Back when I was using a regular clay body, any cracks would spell doom (not to mention, heartache) to my piece. Sometimes I can fix the crack if I catch it in time when the clay is still in the leather hard stage or slightly past it. Forget about it if your piece is bone dry. Sometimes you hope for the best through the bisque fire and then hope even more that the glaze will "seal" the crack. Most of often than not, you find it does not work that way.
One big advantage of paper clay over regular clay is that any cracks that develop in your piece can be fixed, even at the bone dry stage. Let me first clarify the different types of cracks and why cracks happen in the first place when making dry to dry joins.
Why cracks happen when joining?
This problem can always be attributed to insufficient moisture in your pieces to be joined using dry to dry joining techniques. Remember bone dry pieces are very, very thirsty and will soak up water very easily and quickly. Beginners usually do not have enough moisture in their pieces to be joined, or your mushy paper clay (which constitute the main "glue" that holds everything together) is not mushy enough (not enough water) or the paper clay slip is too thick (not enough water).
How do you get moisture to the pieces to be joined?
The simplest way is to soak the area in water that needs to be joined. Keep an eye on the part so that it does not revert back to its leather hard stage, or worse still, become mushy and soft. For a piece that is about 1/4" thick, approx. 30 seconds to a minute. I frequently check the water content of the part by taking it out of the water soak and see how fast the water is re-absorbed into the surrounding paper clay. If the water disappears too fast, then I know the piece still needs more moisture and back it goes into the water soak.
If my piece is too large to fit inside a soaking container, I've used wet paper towels pressed against the area to be joined. The dry paper clay will suck readily moisture from the wet paper towels so keep the paper towels wet with a sprayer or a sponge.
Types of cracks.
There are 2 types of cracks. The first kind is the surface crack. This is mostly seen at the very feathered edges of a join caused by the difference in water content between the pieces to be joined and the mushy paper clay/paper clay slip used as "glue." This kind of crack can also happen AT the join. If your dry to dry joining technique is good, this crack can be repaired without any trouble simply by adding more paper clay slip to the crack to "seal" it.
Otherwise, this is a sign of the second kind of crack which is a structural crack.
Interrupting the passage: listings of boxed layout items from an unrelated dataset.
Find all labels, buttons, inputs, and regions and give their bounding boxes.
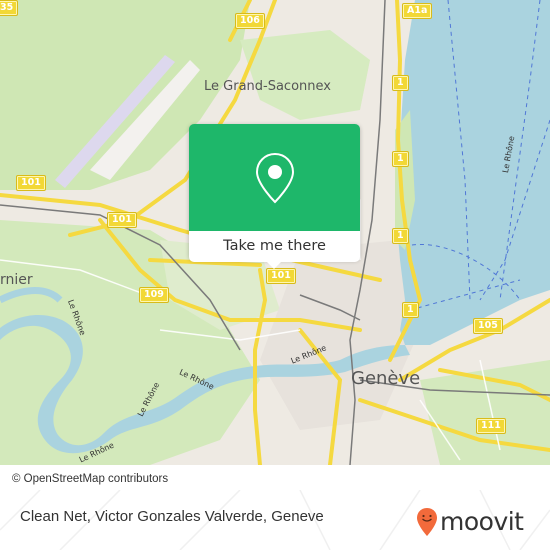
place-label-vernier: rnier <box>0 272 33 288</box>
road-shield-35: 35 <box>0 0 19 16</box>
road-shield-106: 106 <box>235 13 265 29</box>
map-attribution[interactable]: © OpenStreetMap contributors <box>0 468 177 490</box>
road-shield-1: 1 <box>392 75 409 91</box>
popup-header[interactable] <box>189 124 360 231</box>
map-view[interactable]: Le Grand-Saconnex Genève rnier Le Rhône … <box>0 0 550 465</box>
road-shield-101: 101 <box>16 175 46 191</box>
road-shield-1: 1 <box>402 302 419 318</box>
moovit-pin-icon <box>417 508 437 536</box>
destination-popup[interactable]: Take me there <box>189 124 360 269</box>
location-pin-icon <box>255 152 295 204</box>
place-label-geneve: Genève <box>351 368 421 389</box>
moovit-wordmark: moovit <box>440 507 524 536</box>
road-shield-101: 101 <box>266 268 296 284</box>
footer-bar: Clean Net, Victor Gonzales Valverde, Gen… <box>0 490 550 550</box>
popup-pointer <box>265 260 283 269</box>
place-title: Clean Net, Victor Gonzales Valverde, Gen… <box>20 508 324 525</box>
road-shield-105: 105 <box>473 318 503 334</box>
moovit-logo[interactable]: moovit <box>416 507 524 537</box>
take-me-there-button[interactable]: Take me there <box>189 231 360 262</box>
road-shield-101: 101 <box>107 212 137 228</box>
road-shield-1: 1 <box>392 151 409 167</box>
road-shield-109: 109 <box>139 287 169 303</box>
road-shield-1: 1 <box>392 228 409 244</box>
road-shield-111: 111 <box>476 418 506 434</box>
road-shield-a1a: A1a <box>401 3 433 19</box>
place-label-grand-saconnex: Le Grand-Saconnex <box>204 79 331 94</box>
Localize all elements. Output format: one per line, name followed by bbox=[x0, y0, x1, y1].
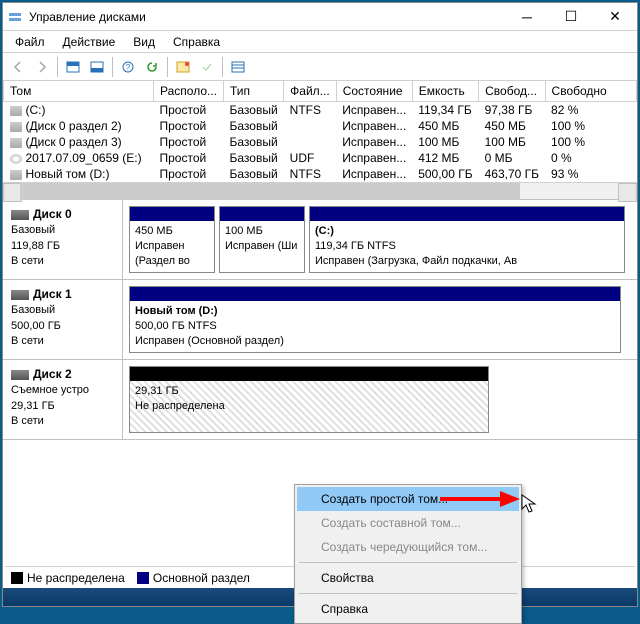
table-header: Том Располо... Тип Файл... Состояние Емк… bbox=[4, 81, 637, 102]
disk-info[interactable]: Диск 1Базовый500,00 ГБВ сети bbox=[3, 280, 123, 359]
toolbar: ? bbox=[3, 53, 637, 81]
menu-file[interactable]: Файл bbox=[7, 33, 53, 51]
col-layout[interactable]: Располо... bbox=[154, 81, 224, 102]
menu-help[interactable]: Справка bbox=[165, 33, 228, 51]
volume-hscrollbar[interactable] bbox=[3, 182, 637, 199]
legend-primary-icon bbox=[137, 572, 149, 584]
disk-row: Диск 0Базовый119,88 ГБВ сети450 МБИсправ… bbox=[3, 200, 637, 280]
volume-icon bbox=[10, 122, 22, 132]
disk-row: Диск 1Базовый500,00 ГБВ сетиНовый том (D… bbox=[3, 280, 637, 360]
partition-body: (C:)119,34 ГБ NTFSИсправен (Загрузка, Фа… bbox=[310, 221, 624, 272]
volume-row[interactable]: (Диск 0 раздел 2)ПростойБазовыйИсправен.… bbox=[4, 118, 637, 134]
minimize-button[interactable]: ─ bbox=[505, 3, 549, 31]
menu-item: Создать составной том... bbox=[297, 511, 519, 535]
menu-separator bbox=[299, 562, 517, 563]
window-title: Управление дисками bbox=[29, 10, 505, 24]
app-icon bbox=[7, 9, 23, 25]
partition-body: Новый том (D:)500,00 ГБ NTFSИсправен (Ос… bbox=[130, 301, 620, 352]
settings-button[interactable] bbox=[172, 56, 194, 78]
partition[interactable]: (C:)119,34 ГБ NTFSИсправен (Загрузка, Фа… bbox=[309, 206, 625, 273]
list-view-button[interactable] bbox=[227, 56, 249, 78]
action-button bbox=[196, 56, 218, 78]
disk-info[interactable]: Диск 0Базовый119,88 ГБВ сети bbox=[3, 200, 123, 279]
view-bottom-button[interactable] bbox=[86, 56, 108, 78]
titlebar[interactable]: Управление дисками ─ ☐ ✕ bbox=[3, 3, 637, 31]
disk-row: Диск 2Съемное устро29,31 ГБВ сети29,31 Г… bbox=[3, 360, 637, 440]
col-fs[interactable]: Файл... bbox=[284, 81, 337, 102]
volume-list: Том Располо... Тип Файл... Состояние Емк… bbox=[3, 81, 637, 200]
menu-separator bbox=[299, 593, 517, 594]
disk-icon bbox=[11, 290, 29, 300]
forward-button bbox=[31, 56, 53, 78]
menu-action[interactable]: Действие bbox=[55, 33, 124, 51]
legend-primary-label: Основной раздел bbox=[153, 571, 250, 585]
close-button[interactable]: ✕ bbox=[593, 3, 637, 31]
partition[interactable]: 450 МБИсправен (Раздел во bbox=[129, 206, 215, 273]
help-button[interactable]: ? bbox=[117, 56, 139, 78]
partition-header bbox=[310, 207, 624, 221]
partition-header bbox=[130, 207, 214, 221]
partition[interactable]: 29,31 ГБНе распределена bbox=[129, 366, 489, 433]
menubar: Файл Действие Вид Справка bbox=[3, 31, 637, 53]
volume-row[interactable]: (C:)ПростойБазовыйNTFSИсправен...119,34 … bbox=[4, 102, 637, 119]
volume-row[interactable]: Новый том (D:)ПростойБазовыйNTFSИсправен… bbox=[4, 166, 637, 182]
disk-graphical-view: Диск 0Базовый119,88 ГБВ сети450 МБИсправ… bbox=[3, 200, 637, 440]
disk-icon bbox=[11, 210, 29, 220]
col-capacity[interactable]: Емкость bbox=[412, 81, 478, 102]
volume-icon bbox=[10, 154, 22, 164]
col-status[interactable]: Состояние bbox=[336, 81, 412, 102]
menu-item[interactable]: Создать простой том... bbox=[297, 487, 519, 511]
back-button bbox=[7, 56, 29, 78]
partition-body: 450 МБИсправен (Раздел во bbox=[130, 221, 214, 272]
volume-icon bbox=[10, 138, 22, 148]
disk-icon bbox=[11, 370, 29, 380]
volume-icon bbox=[10, 106, 22, 116]
menu-view[interactable]: Вид bbox=[125, 33, 163, 51]
partition-header bbox=[220, 207, 304, 221]
col-type[interactable]: Тип bbox=[224, 81, 284, 102]
legend-unalloc-label: Не распределена bbox=[27, 571, 125, 585]
menu-item[interactable]: Свойства bbox=[297, 566, 519, 590]
menu-item[interactable]: Справка bbox=[297, 597, 519, 621]
partition[interactable]: 100 МБИсправен (Ши bbox=[219, 206, 305, 273]
menu-item: Создать чередующийся том... bbox=[297, 535, 519, 559]
col-volume[interactable]: Том bbox=[4, 81, 154, 102]
partition-header bbox=[130, 287, 620, 301]
volume-row[interactable]: 2017.07.09_0659 (E:)ПростойБазовыйUDFИсп… bbox=[4, 150, 637, 166]
legend-unalloc-icon bbox=[11, 572, 23, 584]
volume-row[interactable]: (Диск 0 раздел 3)ПростойБазовыйИсправен.… bbox=[4, 134, 637, 150]
svg-text:?: ? bbox=[126, 63, 131, 72]
refresh-button[interactable] bbox=[141, 56, 163, 78]
partition[interactable]: Новый том (D:)500,00 ГБ NTFSИсправен (Ос… bbox=[129, 286, 621, 353]
partition-body: 29,31 ГБНе распределена bbox=[130, 381, 488, 432]
partition-body: 100 МБИсправен (Ши bbox=[220, 221, 304, 272]
volume-icon bbox=[10, 170, 22, 180]
col-pct[interactable]: Свободно bbox=[545, 81, 636, 102]
col-free[interactable]: Свобод... bbox=[479, 81, 545, 102]
disk-info[interactable]: Диск 2Съемное устро29,31 ГБВ сети bbox=[3, 360, 123, 439]
maximize-button[interactable]: ☐ bbox=[549, 3, 593, 31]
view-top-button[interactable] bbox=[62, 56, 84, 78]
context-menu: Создать простой том...Создать составной … bbox=[294, 484, 522, 624]
partition-header bbox=[130, 367, 488, 381]
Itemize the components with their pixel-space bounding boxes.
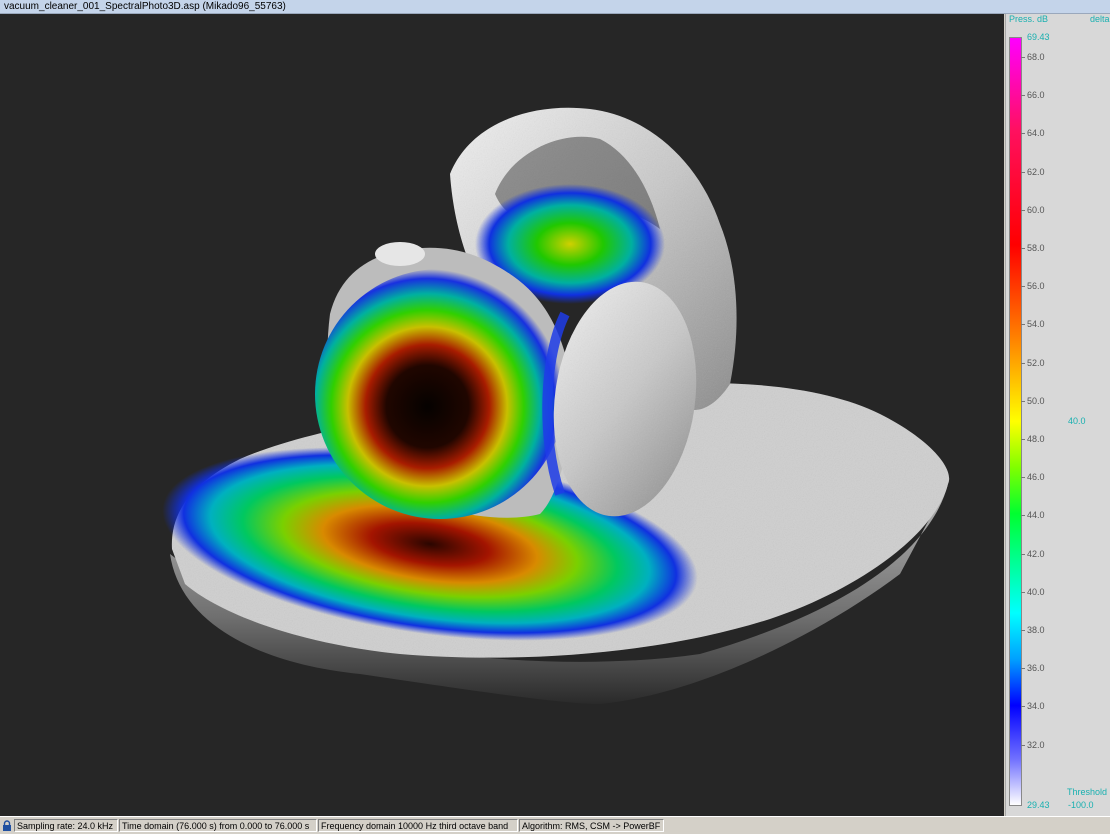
legend-title: Press. dB bbox=[1009, 14, 1049, 24]
legend-tick: 66.0 bbox=[1021, 90, 1045, 101]
legend-max-value: 69.43 bbox=[1027, 32, 1050, 42]
3d-acoustic-viewport[interactable] bbox=[0, 14, 1004, 816]
legend-tick: 36.0 bbox=[1021, 663, 1045, 674]
motor-heat-spot bbox=[315, 269, 565, 519]
acoustic-photo-render[interactable] bbox=[0, 14, 1004, 816]
legend-min-value: 29.43 bbox=[1027, 800, 1050, 810]
legend-tick: 60.0 bbox=[1021, 204, 1045, 215]
status-sampling-rate: Sampling rate: 24.0 kHz bbox=[14, 819, 118, 832]
colorbar bbox=[1009, 37, 1022, 806]
legend-tick: 40.0 bbox=[1021, 586, 1045, 597]
legend-tick: 44.0 bbox=[1021, 510, 1045, 521]
legend-threshold-label: Threshold bbox=[1067, 787, 1108, 797]
legend-delta-label: delta bbox=[1090, 14, 1110, 24]
legend-tick: 54.0 bbox=[1021, 319, 1045, 330]
legend-tick: 52.0 bbox=[1021, 357, 1045, 368]
legend-tick: 50.0 bbox=[1021, 395, 1045, 406]
status-algorithm: Algorithm: RMS, CSM -> PowerBF bbox=[519, 819, 664, 832]
legend-tick: 56.0 bbox=[1021, 281, 1045, 292]
status-frequency-domain: Frequency domain 10000 Hz third octave b… bbox=[318, 819, 518, 832]
title-bar: vacuum_cleaner_001_SpectralPhoto3D.asp (… bbox=[0, 0, 1110, 14]
legend-delta-value: 40.0 bbox=[1068, 416, 1086, 426]
status-bar: Sampling rate: 24.0 kHz Time domain (76.… bbox=[0, 816, 1110, 834]
legend-threshold-value: -100.0 bbox=[1068, 800, 1094, 810]
legend-tick: 68.0 bbox=[1021, 52, 1045, 62]
window-title: vacuum_cleaner_001_SpectralPhoto3D.asp (… bbox=[4, 1, 286, 12]
legend-tick: 38.0 bbox=[1021, 625, 1045, 635]
legend-tick: 34.0 bbox=[1021, 701, 1045, 712]
color-legend: Press. dB delta 69.43 68.0 66.0 64.0 62.0 60… bbox=[1005, 14, 1110, 816]
legend-tick: 32.0 bbox=[1021, 739, 1045, 750]
legend-tick: 64.0 bbox=[1021, 128, 1045, 139]
legend-tick: 48.0 bbox=[1021, 434, 1045, 444]
lock-icon bbox=[3, 820, 11, 831]
top-cap bbox=[375, 242, 425, 266]
legend-tick: 46.0 bbox=[1021, 472, 1045, 483]
legend-tick: 62.0 bbox=[1021, 166, 1045, 177]
legend-tick: 58.0 bbox=[1021, 243, 1045, 253]
legend-tick: 42.0 bbox=[1021, 548, 1045, 559]
status-time-domain: Time domain (76.000 s) from 0.000 to 76.… bbox=[119, 819, 317, 832]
This is no good. Again, the main culprit is insufficient moisture content in the pieces to be joined. Joins like this can easily be pulled apart and will fail very nicely and cleanly. This is a tell tale sign that means your dry pieces need to be soaked longer in water. The thicker the piece, the longer it will take. A lot of it comes from experience working with paper clay.
A good test of your dry to dry joining technique.
- Make a dry to dry join.
- Let it dry completely to bone dry.
- Pull it apart.
- If the pieces come apart cleanly at the join, then you know your joining techniques need more practice.
- If the join holds and your piece breaks away from the join, then you have made a good strong join.
With practice and a good understanding of the physical properties of paper clay, one can begin to understand why one join fails and another survives. Paper clay affords us this training and removes this "fear" element of "Oh, no. I have a crack in my piece." (The above exercise is a good one for beginners to go through. The paper clay can always be recycled)
'Cracks, huh? No problem. I can fix it."